Data dell’intervista: 17/04/2020 Modalità di realizzazione: videochiamata Intervistatori: Marika Zomer Istituto: Liceo Antonio Rosmini Rovereto
Classe: 4 Sezione: DM Scienze applicate
Intervista a KATIA ARMANI, docente di sostegno dell’istituto comprensivo Dante Alighieri Sant'Ambrogio di Valpolicella
Inclusione in classe: l’insegnante di sostegno Ci può dare qualche informazione su di lei? Ero un’insegnante di educazione fisica, quando mi è arrivata la proposta di seguire alunni affetti da disabilità e disturbi della personalità. Fin dal primo alunno seguito questa mia ‘prova’ è diventata una passione in quanto mi sono molto affezionata a quel ragazzo. E infatti è proprio questo che rende speciale questo ruolo, la relazione con gli alunni, che è tanto speciale quanto fondamentale. Dunque, come si applica l'istituzione ‘Scuola’ per sostenere la didattica per una persona con disabilità? La scuola può aiutare questi alunni in vari modi. Uno dei più importanti è sicuramente l’ambiente classe. Facilmente gli alunni disabili sono timidi e insicuri con le persone intorno a loro, cosa che si trasmette nella resa scolastica, mentre farli sentire parte del gruppo, protetti e capiti li stimola ad impegnarsi di più e ad avere meno dubbi sul tema che stanno scrivendo come sull’equazione che stanno risolvendo. Inoltre è molto importante che l'insegnante non sia autoritario, bensì autorevole sempre per evitare che l’alunno sviluppi insicurezze. Come viene seguito uno studente con disabilità? Ad affiancare la scuola ci sono anche altre istituzioni come gli psicologi. Negli anni la scuola è stata oggetto di molte riforme e in particolare l’approccio con studenti di disabili è stato positivamente stravolto. All’inizio l’insegnante di sostegno serviva per portare fuori dalla classe lo studente che dava fastidio, mentre al giorno d’oggi l’insegnante è visto come un vero e proprio docente, allo stesso livello dei colleghi e l’alunno non viene più mandato in giro, bensì viene tenuto il più possibile in classe. Gli insegnanti di sostegno sono circondati da pregiudizi, lei cosa ne pensa? Sicuramente ci sono insegnanti non adeguatamente preparati per il ruolo e che l’hanno scelto come ripiego, ma un’insegnante che si impegna nel suo lavoro è sempre adeguatamente gratificata dai colleghi e soprattutto dalle famiglie. Inoltre un’insegnante di sostegno può cogliere certi aspetti all’interno di una classe che sfuggono agli altri colleghi, per il semplice motivo che, mentre un insegnante di italiano passa sei ore nella classe, il docente di sostegno ne passa ben diciotto.

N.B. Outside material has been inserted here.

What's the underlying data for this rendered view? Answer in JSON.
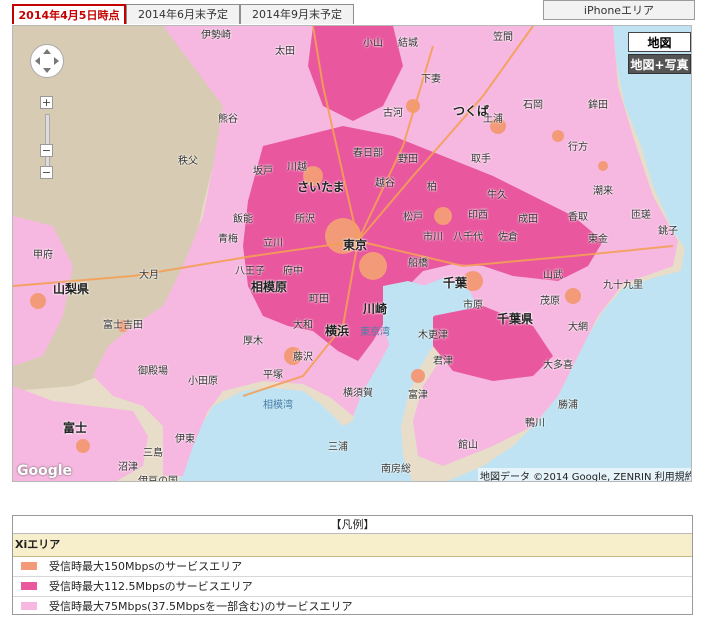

Parlando di attualità, come è stata adattata la didattica a distanza agli alunni con disabilità? Beh, se la didattica per un alunno disabile era complicata in precedenza, ora è sicuramente molto più difficile. Come tutti, anche noi insegnanti di sostegno abbiamo iniziato a fare videolezioni, talvolta pure con dei compagni di classe, ma per poter far acquisire l’apprendimento è diventata essenziale, nei casi di disabilità maggiore, la presenza di un genitore a cui bisogna spiegare man mano cosa fare, il che rende le cose molto più scomode soprattutto per l’alunno.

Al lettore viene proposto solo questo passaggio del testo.